Classification of Transient Astronomical Object Light Curves Using LSTM Neural Networks
Guilherme Grancho D. Fernandes, Marco A. Barroca, Mateus dos Santos, Rafael S. Oliveira
TL;DR
The paper addresses automatic classification of transient astronomical light curves from the PLAsTiCC dataset using a bidirectional LSTM. After collapsing 14 original classes into five generalized categories and applying padding, temporal rescaling, and per-object flux normalization, the model achieves strong ROC AUC for S-Like (0.95) and Periodic (0.99) classes but weaker performance for Long (0.68) and Non-Periodic (0.40), with confusion between Periodic and Non-Periodic. Partial light-curve experiments show substantial degradation as data are limited to earlier detection times, highlighting challenges from class imbalance and limited temporal information. The work points toward potential remedies such as class balancing, detection-focused preprocessing, and exploring attention-based or transformer architectures to better capture long-range dependencies and distinguish periodic from non-periodic signals, impacting future time-series analyses in large astronomical surveys.
Abstract
This study presents a bidirectional Long Short-Term Memory (LSTM) neural network for classifying transient astronomical object light curves from the Photometric LSST Astronomical Time-series Classification Challenge (PLAsTiCC) dataset. The original fourteen object classes were reorganized into five generalized categories (S-Like, Fast, Long, Periodic, and Non-Periodic) to address class imbalance.
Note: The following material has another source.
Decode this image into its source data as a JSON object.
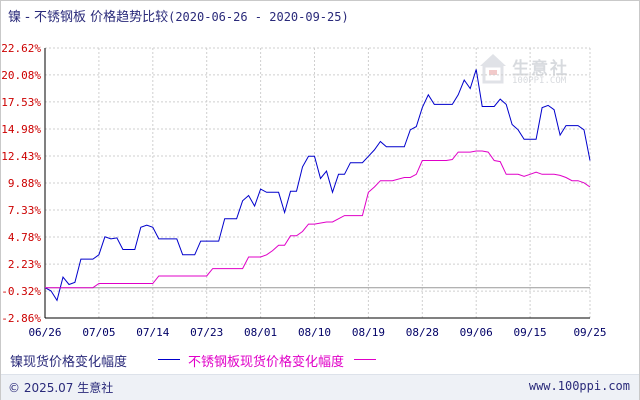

After preprocessing with padding, temporal rescaling, and flux normalization, a bidirectional LSTM network with masking layers was trained and evaluated on a test set of 19,920 objects. The model achieved strong performance for S-Like and Periodic classes, with ROC area under the curve (AUC) values of 0.95 and 0.99, and Precision-Recall AUC values of 0.98 and 0.89, respectively. However, performance was significantly lower for Fast and Long classes (ROC AUC of 0.68 for Long class), and the model exhibited difficulty distinguishing between Periodic and Non-Periodic objects. Evaluation on partial light curve data (5, 10,and 20 days from detection) revealed substantial performance degradation, with increased misclassification toward the S-Like class. These findings indicate that class imbalance and limited temporal information are primary limitations, suggesting that class balancing strategies and preprocessing techniques focusing on detection moments could improve performance.